L‘Université Général Lansana CONTE de Sonfonia-Conakry a accueilli, ce mardi 5 mai 2026, le lancement du « Programme d’Excellence Féminine et d’Inclusion ». Portée par l’UNICEF et le gouvernement, cette initiative pilote offre à des jeunes filles et des personnes en situation de handicap une immersion professionnelle de six mois, visant à transformer le diplôme académique en véritable levier d’employabilité.
Le paradoxe de la jeunesse guinéenne : des talents, mais peu de débouchés
Le constat dressé lors de cette cérémonie est sans appel. En Guinée, 77 % de la population a moins de 35 ans, mais cette force vive se heurte à un mur à la sortie des facultés. Selon les données de l’AGUIPE, près de 60 % des 15-24 ans sont économiquement inactifs, un chiffre qui grimpe de façon alarmante pour les détenteurs de diplômes supérieurs.
Madame Maddalena Bertolotti, représentante de l’UNICEF en Guinée, a pointé une « invisibilisation » progressive de la jeunesse :

« Pour les jeunes filles, les obstacles sont encore plus importants. Elles représentent la moitié de la population, mais subissent un taux de sous-emploi nettement supérieur à celui de leurs homologues masculins. »
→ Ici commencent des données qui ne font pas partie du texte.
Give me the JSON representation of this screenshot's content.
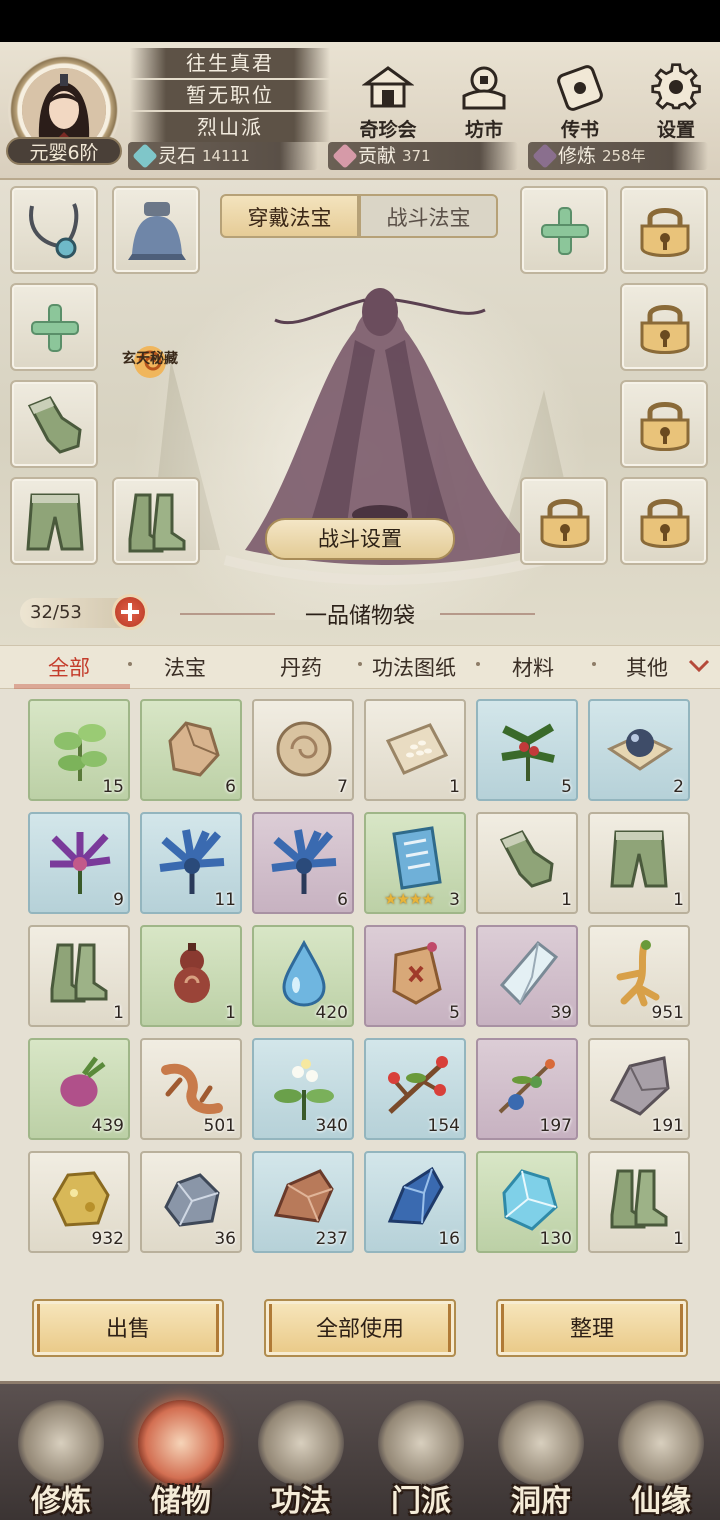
{
  "player": {
    "name": "往生真君",
    "position": "暂无职位",
    "sect": "烈山派",
    "realm": "元婴6阶"
  },
  "top_nav": [
    {
      "label": "奇珍会",
      "icon": "treasure-pavilion-icon"
    },
    {
      "label": "坊市",
      "icon": "market-icon"
    },
    {
      "label": "传书",
      "icon": "letter-scroll-icon"
    },
    {
      "label": "设置",
      "icon": "gear-icon"
    }
  ],
  "resources": {
    "spirit_stone_label": "灵石",
    "spirit_stone_value": "14111",
    "contribution_label": "贡献",
    "contribution_value": "371",
    "cultivation_label": "修炼",
    "cultivation_value": "258年"
  },
  "equip": {
    "tab_wear": "穿戴法宝",
    "tab_battle": "战斗法宝",
    "secret_label": "玄天秘藏",
    "battle_settings": "战斗设置"
  },
  "bag": {
    "count": "32/53",
    "title": "一品储物袋"
  },
  "categories": [
    "全部",
    "法宝",
    "丹药",
    "功法图纸",
    "材料",
    "其他"
  ],
  "items": [
    {
      "icon": "herb-leaf-icon",
      "quality": "green",
      "count": "15"
    },
    {
      "icon": "ore-chunk-icon",
      "quality": "green",
      "count": "6"
    },
    {
      "icon": "spirit-pearl-icon",
      "quality": "white",
      "count": "7"
    },
    {
      "icon": "rice-seeds-icon",
      "quality": "white",
      "count": "1"
    },
    {
      "icon": "berry-herb-icon",
      "quality": "blue",
      "count": "5"
    },
    {
      "icon": "orb-cloth-icon",
      "quality": "blue",
      "count": "2"
    },
    {
      "icon": "purple-flower-icon",
      "quality": "blue",
      "count": "9"
    },
    {
      "icon": "blue-flower-icon",
      "quality": "blue",
      "count": "11"
    },
    {
      "icon": "blue-flower-icon",
      "quality": "purple",
      "count": "6"
    },
    {
      "icon": "skill-scroll-icon",
      "quality": "green",
      "count": "3",
      "stars": "★★★★"
    },
    {
      "icon": "gloves-icon",
      "quality": "white",
      "count": "1"
    },
    {
      "icon": "pants-icon",
      "quality": "white",
      "count": "1"
    },
    {
      "icon": "boots-icon",
      "quality": "white",
      "count": "1"
    },
    {
      "icon": "gourd-icon",
      "quality": "green",
      "count": "1"
    },
    {
      "icon": "water-drop-icon",
      "quality": "green",
      "count": "420"
    },
    {
      "icon": "talisman-icon",
      "quality": "purple",
      "count": "5"
    },
    {
      "icon": "crystal-shard-icon",
      "quality": "purple",
      "count": "39"
    },
    {
      "icon": "ginseng-root-icon",
      "quality": "white",
      "count": "951"
    },
    {
      "icon": "radish-root-icon",
      "quality": "green",
      "count": "439"
    },
    {
      "icon": "twisted-root-icon",
      "quality": "white",
      "count": "501"
    },
    {
      "icon": "white-flower-herb-icon",
      "quality": "blue",
      "count": "340"
    },
    {
      "icon": "red-bud-branch-icon",
      "quality": "blue",
      "count": "154"
    },
    {
      "icon": "fruit-branch-icon",
      "quality": "purple",
      "count": "197"
    },
    {
      "icon": "grey-stone-icon",
      "quality": "white",
      "count": "191"
    },
    {
      "icon": "gold-ore-icon",
      "quality": "white",
      "count": "932"
    },
    {
      "icon": "silver-ore-icon",
      "quality": "white",
      "count": "36"
    },
    {
      "icon": "red-ore-icon",
      "quality": "blue",
      "count": "237"
    },
    {
      "icon": "blue-ore-icon",
      "quality": "blue",
      "count": "16"
    },
    {
      "icon": "ice-crystal-icon",
      "quality": "green",
      "count": "130"
    },
    {
      "icon": "boots-icon",
      "quality": "white",
      "count": "1"
    }
  ],
  "actions": {
    "sell": "出售",
    "use_all": "全部使用",
    "sort": "整理"
  },
  "bottom_nav": [
    {
      "label": "修炼",
      "icon": "meditation-icon"
    },
    {
      "label": "储物",
      "icon": "storage-bag-icon",
      "active": true
    },
    {
      "label": "功法",
      "icon": "scroll-book-icon"
    },
    {
      "label": "门派",
      "icon": "sect-gate-icon"
    },
    {
      "label": "洞府",
      "icon": "cave-dwelling-icon"
    },
    {
      "label": "仙缘",
      "icon": "immortal-fate-icon"
    }
  ],
  "colors": {
    "accent_red": "#c43c2b",
    "quality_white": "#e9e4d6",
    "quality_green": "#c7d9b3",
    "quality_blue": "#c2dbe1",
    "quality_purple": "#d0bfcc"
  }
}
Une « passerelle rémunérée » vers le leadership
Pour répondre à l’exigence souvent paradoxale de « l’expérience préalable » lors du premier emploi, l’UNICEF propose une solution concrète. Ce programme n’est pas un stage classique, mais une immersion de six mois rémunérée et encadrée au cœur des programmes humanitaires et de développement de l’agence.
Les piliers du programme pilote 2026 :
Cibles : Jeunes talents de 18 à 25 ans (priorité aux filles et personnes vivant avec un handicap).
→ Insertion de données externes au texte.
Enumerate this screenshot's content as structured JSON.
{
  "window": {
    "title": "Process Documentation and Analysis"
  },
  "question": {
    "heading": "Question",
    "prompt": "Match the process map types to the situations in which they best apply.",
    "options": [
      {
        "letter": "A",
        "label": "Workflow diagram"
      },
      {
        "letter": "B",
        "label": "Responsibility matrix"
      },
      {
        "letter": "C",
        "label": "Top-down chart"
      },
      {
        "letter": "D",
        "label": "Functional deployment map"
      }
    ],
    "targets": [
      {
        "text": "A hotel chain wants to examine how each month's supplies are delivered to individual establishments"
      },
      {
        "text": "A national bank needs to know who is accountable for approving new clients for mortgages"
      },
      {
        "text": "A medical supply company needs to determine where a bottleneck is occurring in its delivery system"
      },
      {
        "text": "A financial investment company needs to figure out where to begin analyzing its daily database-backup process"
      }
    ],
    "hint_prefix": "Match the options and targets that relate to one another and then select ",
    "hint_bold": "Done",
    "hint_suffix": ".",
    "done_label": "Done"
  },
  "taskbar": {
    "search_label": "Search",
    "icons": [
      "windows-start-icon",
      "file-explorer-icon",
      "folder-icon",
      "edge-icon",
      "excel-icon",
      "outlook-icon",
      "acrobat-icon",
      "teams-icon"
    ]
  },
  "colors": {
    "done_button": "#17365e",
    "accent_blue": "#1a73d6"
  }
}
Zones couvertes : Conakry, Kankan, Nzérékoré et Labé.
Domaines d’action : Santé, éducation, RH, communication, administration et protection sociale.
Objectif : Intégration de la première cohorte dès le 1er juin 2026.
La réforme universitaire au service de l’insertion

Invitée d’honneur, la ministre de l’Enseignement Supérieur, Dre Diaka Sidibé, a rappelé que cette initiative s’inscrit dans la réforme globale du système éducatif guinéen. L’objectif est désormais de faire des universités des pôles de production de « compétences immédiatement mobilisables ».
La réalité du terrain justifie cette urgence : chaque année, plus de 15 000 diplômés arrivent sur le marché, mais seuls 30 % d’entre eux trouvent un emploi dans l’année qui suit. « Il nous appartient collectivement d’apporter des réponses durables », a insisté la ministre, saluant l’aspect inclusif du projet.
Un levier de motivation pour Sonfonia

Pour le Recteur de l’UGLCS, le Professeur Daniel Lamah, accueillir ce lancement est un signal fort pour ses étudiants. En installant ce programme au cœur du campus, l’institution espère stimuler une saine émulation.
Au-delà de l’expérience technique, il s’agit de forger des leaders capables de naviguer dans des environnements professionnels structurés. Ce programme pilote pose ainsi les jalons d’une inclusion réelle, où le handicap ou le genre ne doivent plus constituer des barrières systémiques au talent et à l’ambition.